If the output mode is a stereo output mode, the step of upmixing the core signal, the audio signal processing method, characterized in that performed in the normal mode, not binaural mode.

An extracting unit extracting channel extension environment information from an audio signal bitstream and extracting at least one of first decoding information and second decoding information from the audio signal bitstream based on the channel extension environment information; And,

An extended decoding unit configured to upmix a core signal using at least one of the first decoding information and the second decoding information,

The first decoding information is information for upmixing the core signal to a stereo signal using a first decoding scheme,

And the second decoding information is information for upmixing the core signal into a stereo signal or a multichannel signal using a second decoding scheme.

The method of claim 9,

And the extended decoding unit further comprises a spatial information generation unit generating second spatial information for upmixing the core signal to the stereo signal using the first spatial information.

The method of claim 10,

If the core signal is a stereo signal, the extended decoding unit, upmixing the core signal using the first spatial information.

The method of claim 9,

And the second decoding method corresponds to a method of generating the stereo channel or the multi-channel signal using spatial information including a level difference between channels.

The method of claim 9,

The extractor further extracts core channel information from the audio signal bitstream, and determines whether the core signal is a mono signal or a stereo signal based on the core channel information.

The method of claim 9,

The extractor extracts SBR (Spectral Band Replication) flag information from the audio signal bitstream and determines whether to use an SBR tool based on the SBR flag information.

The method of claim 14,

When the SBR (Spectral Band Replication) tool is not used according to the SBR flag information, the extended decoding unit upmixes the core signal using only the second decoding information, not the first decoding information.
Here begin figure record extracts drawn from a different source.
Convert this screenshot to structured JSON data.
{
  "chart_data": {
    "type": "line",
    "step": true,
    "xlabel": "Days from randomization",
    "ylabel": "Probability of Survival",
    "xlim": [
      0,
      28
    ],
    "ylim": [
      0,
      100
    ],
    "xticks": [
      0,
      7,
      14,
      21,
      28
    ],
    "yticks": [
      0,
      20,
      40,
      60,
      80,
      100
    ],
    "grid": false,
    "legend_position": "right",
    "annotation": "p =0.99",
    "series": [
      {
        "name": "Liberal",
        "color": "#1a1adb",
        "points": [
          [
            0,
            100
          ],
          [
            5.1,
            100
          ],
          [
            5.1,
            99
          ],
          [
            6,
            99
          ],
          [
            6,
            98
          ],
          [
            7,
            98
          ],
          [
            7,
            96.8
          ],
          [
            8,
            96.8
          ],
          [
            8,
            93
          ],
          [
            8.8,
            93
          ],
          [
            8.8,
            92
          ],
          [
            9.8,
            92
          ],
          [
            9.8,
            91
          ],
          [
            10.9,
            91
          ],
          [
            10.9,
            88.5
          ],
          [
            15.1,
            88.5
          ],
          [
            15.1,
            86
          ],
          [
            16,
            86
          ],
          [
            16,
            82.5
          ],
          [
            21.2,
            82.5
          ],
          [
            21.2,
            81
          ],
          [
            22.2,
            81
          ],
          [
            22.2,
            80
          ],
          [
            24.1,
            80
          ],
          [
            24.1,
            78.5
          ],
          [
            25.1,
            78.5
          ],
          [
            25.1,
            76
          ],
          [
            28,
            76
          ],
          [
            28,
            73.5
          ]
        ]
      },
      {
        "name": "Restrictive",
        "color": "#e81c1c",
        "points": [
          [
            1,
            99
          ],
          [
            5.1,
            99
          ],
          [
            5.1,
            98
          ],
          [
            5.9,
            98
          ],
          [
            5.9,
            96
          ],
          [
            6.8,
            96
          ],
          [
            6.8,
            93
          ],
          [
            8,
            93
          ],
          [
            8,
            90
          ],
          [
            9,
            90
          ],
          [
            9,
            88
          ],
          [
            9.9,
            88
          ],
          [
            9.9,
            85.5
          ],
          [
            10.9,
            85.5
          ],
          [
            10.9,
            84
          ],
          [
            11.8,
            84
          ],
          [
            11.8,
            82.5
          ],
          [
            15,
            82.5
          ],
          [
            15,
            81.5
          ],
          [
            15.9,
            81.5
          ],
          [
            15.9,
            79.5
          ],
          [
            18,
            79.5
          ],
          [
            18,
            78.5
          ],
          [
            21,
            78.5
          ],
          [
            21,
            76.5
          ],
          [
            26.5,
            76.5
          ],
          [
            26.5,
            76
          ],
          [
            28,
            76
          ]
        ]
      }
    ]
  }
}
Audio signal processing device.

The method of claim 9,

The extraction unit determines the output mode according to the channel expansion environment information,

And the extended decoding unit upmixes the core signal in a normal mode instead of a binaural mode when the output mode is a stereo output mode.
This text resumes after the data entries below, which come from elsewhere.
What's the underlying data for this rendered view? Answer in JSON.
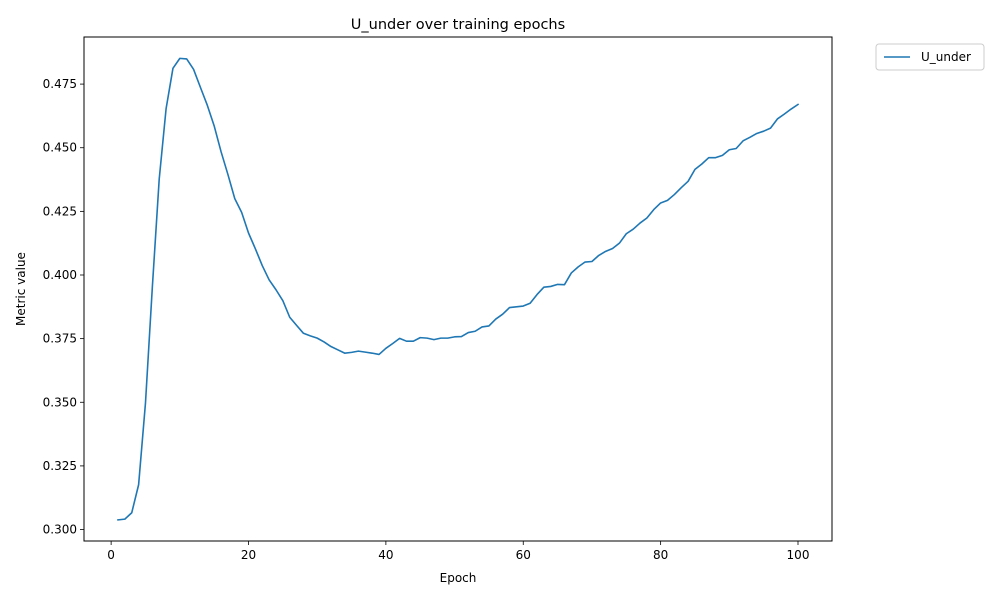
{
  "chart_data": {
    "type": "line",
    "title": "U_under over training epochs",
    "xlabel": "Epoch",
    "ylabel": "Metric value",
    "xlim": [
      -3.95,
      104.95
    ],
    "ylim": [
      0.2955,
      0.4935
    ],
    "xticks": [
      0,
      20,
      40,
      60,
      80,
      100
    ],
    "yticks": [
      0.3,
      0.325,
      0.35,
      0.375,
      0.4,
      0.425,
      0.45,
      0.475
    ],
    "ytick_labels": [
      "0.300",
      "0.325",
      "0.350",
      "0.375",
      "0.400",
      "0.425",
      "0.450",
      "0.475"
    ],
    "grid": false,
    "legend_position": "outside-top-right",
    "series": [
      {
        "name": "U_under",
        "color": "#1f77b4",
        "x": [
          1,
          2,
          3,
          4,
          5,
          6,
          7,
          8,
          9,
          10,
          11,
          12,
          13,
          14,
          15,
          16,
          17,
          18,
          19,
          20,
          21,
          22,
          23,
          24,
          25,
          26,
          27,
          28,
          29,
          30,
          31,
          32,
          33,
          34,
          35,
          36,
          37,
          38,
          39,
          40,
          41,
          42,
          43,
          44,
          45,
          46,
          47,
          48,
          49,
          50,
          51,
          52,
          53,
          54,
          55,
          56,
          57,
          58,
          59,
          60,
          61,
          62,
          63,
          64,
          65,
          66,
          67,
          68,
          69,
          70,
          71,
          72,
          73,
          74,
          75,
          76,
          77,
          78,
          79,
          80,
          81,
          82,
          83,
          84,
          85,
          86,
          87,
          88,
          89,
          90,
          91,
          92,
          93,
          94,
          95,
          96,
          97,
          98,
          99,
          100
        ],
        "values": [
          0.3038,
          0.3041,
          0.3066,
          0.3176,
          0.3497,
          0.3952,
          0.4377,
          0.4653,
          0.4812,
          0.4851,
          0.4849,
          0.4808,
          0.4737,
          0.4667,
          0.4586,
          0.4485,
          0.4395,
          0.43,
          0.4246,
          0.4165,
          0.4103,
          0.4037,
          0.3981,
          0.3942,
          0.3899,
          0.3834,
          0.3802,
          0.3771,
          0.3761,
          0.3752,
          0.3737,
          0.3719,
          0.3706,
          0.3693,
          0.3696,
          0.3701,
          0.3697,
          0.3693,
          0.3688,
          0.3712,
          0.3731,
          0.3751,
          0.374,
          0.374,
          0.3754,
          0.3752,
          0.3746,
          0.3752,
          0.3752,
          0.3757,
          0.3758,
          0.3774,
          0.3779,
          0.3796,
          0.38,
          0.3827,
          0.3846,
          0.3872,
          0.3875,
          0.3878,
          0.3889,
          0.3923,
          0.3952,
          0.3955,
          0.3963,
          0.3962,
          0.4008,
          0.4032,
          0.4051,
          0.4053,
          0.4077,
          0.4093,
          0.4104,
          0.4125,
          0.4162,
          0.418,
          0.4204,
          0.4224,
          0.4257,
          0.4283,
          0.4293,
          0.4316,
          0.4343,
          0.4368,
          0.4415,
          0.4436,
          0.4461,
          0.4461,
          0.447,
          0.4492,
          0.4497,
          0.4527,
          0.4541,
          0.4556,
          0.4565,
          0.4577,
          0.4613,
          0.4632,
          0.4652,
          0.467
        ]
      }
    ]
  }
}
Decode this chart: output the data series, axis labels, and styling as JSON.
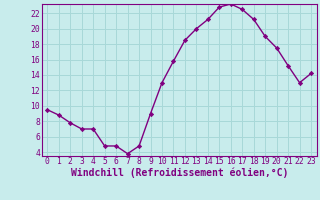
{
  "x": [
    0,
    1,
    2,
    3,
    4,
    5,
    6,
    7,
    8,
    9,
    10,
    11,
    12,
    13,
    14,
    15,
    16,
    17,
    18,
    19,
    20,
    21,
    22,
    23
  ],
  "y": [
    9.5,
    8.8,
    7.8,
    7.0,
    7.0,
    4.8,
    4.8,
    3.8,
    4.8,
    9.0,
    13.0,
    15.8,
    18.5,
    20.0,
    21.2,
    22.8,
    23.2,
    22.5,
    21.2,
    19.0,
    17.5,
    15.2,
    13.0,
    14.2
  ],
  "line_color": "#800080",
  "marker": "D",
  "marker_size": 2.2,
  "bg_color": "#c8ecec",
  "grid_color": "#a8d8d8",
  "xlabel": "Windchill (Refroidissement éolien,°C)",
  "xlim": [
    -0.5,
    23.5
  ],
  "ylim": [
    3.5,
    23.2
  ],
  "yticks": [
    4,
    6,
    8,
    10,
    12,
    14,
    16,
    18,
    20,
    22
  ],
  "xticks": [
    0,
    1,
    2,
    3,
    4,
    5,
    6,
    7,
    8,
    9,
    10,
    11,
    12,
    13,
    14,
    15,
    16,
    17,
    18,
    19,
    20,
    21,
    22,
    23
  ],
  "tick_fontsize": 5.8,
  "label_fontsize": 7.0,
  "line_width": 1.0
}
Determining an output mode based on the channel extension environment information; And,

Generating second spatial information by using first spatial information included in the audio signal bitstream when the output mode is a stereo output mode; And

Upmixing a core signal using one of the first spatial information and the second spatial information;

The first spatial information is information for decoding for upmixing the core signal into a stereo signal or a multichannel signal,

The second spatial information includes information for upmixing the core signal into a stereo signal.

The method of claim 17,

If the core signal is a stereo signal,

Upmixing the core signal is performed using the first spatial information.

The method of claim 17,

If the output mode is a stereo output mode, the step of upmixing the core signal, audio signal processing method, characterized in that performed in the normal mode, not binaural mode.
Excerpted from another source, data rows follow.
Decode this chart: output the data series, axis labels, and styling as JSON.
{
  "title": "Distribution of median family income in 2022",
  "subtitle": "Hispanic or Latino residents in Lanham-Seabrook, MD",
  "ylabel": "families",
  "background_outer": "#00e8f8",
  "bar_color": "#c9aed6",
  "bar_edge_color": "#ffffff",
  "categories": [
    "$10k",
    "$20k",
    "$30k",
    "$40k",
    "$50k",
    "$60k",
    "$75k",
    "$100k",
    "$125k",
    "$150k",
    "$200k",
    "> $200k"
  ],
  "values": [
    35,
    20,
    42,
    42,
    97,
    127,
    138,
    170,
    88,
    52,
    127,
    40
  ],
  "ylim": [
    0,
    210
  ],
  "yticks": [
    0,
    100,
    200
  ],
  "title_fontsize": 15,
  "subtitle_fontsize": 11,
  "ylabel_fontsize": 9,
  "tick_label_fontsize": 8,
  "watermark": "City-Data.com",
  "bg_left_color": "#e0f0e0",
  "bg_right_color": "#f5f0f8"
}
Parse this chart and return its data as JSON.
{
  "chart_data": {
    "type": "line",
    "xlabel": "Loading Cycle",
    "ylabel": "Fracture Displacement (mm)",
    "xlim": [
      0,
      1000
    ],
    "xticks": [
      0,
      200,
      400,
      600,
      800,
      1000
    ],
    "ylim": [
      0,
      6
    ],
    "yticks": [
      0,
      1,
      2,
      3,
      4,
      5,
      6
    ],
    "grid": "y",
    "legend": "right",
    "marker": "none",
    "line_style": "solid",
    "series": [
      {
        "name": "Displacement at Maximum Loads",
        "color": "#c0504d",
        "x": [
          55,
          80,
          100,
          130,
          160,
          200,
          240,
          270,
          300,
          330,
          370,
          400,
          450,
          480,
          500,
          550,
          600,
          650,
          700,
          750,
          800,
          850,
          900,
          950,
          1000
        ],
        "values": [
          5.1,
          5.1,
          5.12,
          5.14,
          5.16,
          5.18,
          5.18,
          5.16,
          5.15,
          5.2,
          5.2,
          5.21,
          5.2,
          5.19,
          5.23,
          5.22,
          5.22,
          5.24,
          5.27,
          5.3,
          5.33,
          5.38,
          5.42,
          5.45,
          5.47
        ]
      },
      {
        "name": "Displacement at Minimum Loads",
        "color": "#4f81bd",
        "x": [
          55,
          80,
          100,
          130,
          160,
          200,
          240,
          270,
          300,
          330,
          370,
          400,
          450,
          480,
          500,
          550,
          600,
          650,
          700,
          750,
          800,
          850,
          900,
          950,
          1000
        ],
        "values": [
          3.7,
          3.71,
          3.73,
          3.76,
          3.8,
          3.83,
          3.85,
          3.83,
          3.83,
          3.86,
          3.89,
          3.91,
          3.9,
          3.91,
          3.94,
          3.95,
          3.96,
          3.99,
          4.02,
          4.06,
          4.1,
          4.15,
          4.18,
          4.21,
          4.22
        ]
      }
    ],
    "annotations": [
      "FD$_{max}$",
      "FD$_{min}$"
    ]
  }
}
An extraction unit for extracting channel extension environment information from an audio signal bitstream and determining an output mode based on the channel extension environment information;

A spatial information generator configured to generate second spatial information by using first spatial information included in the audio signal bitstream when the output mode is a stereo output mode; And,

An extended decoding unit configured to upmix a core signal using one of the first spatial information and the second spatial information,

The first spatial information is information for upmixing the core signal into a stereo signal or a multichannel signal,

The method of claim 20,

The core signal is a stereo signal,

The extended decoding unit is configured to upmix the core signal using the first spatial information.

The method of claim 20,

And when the output mode is a stereo output mode, the extended decoding unit upmixes the core signal in a normal mode instead of a binaural mode.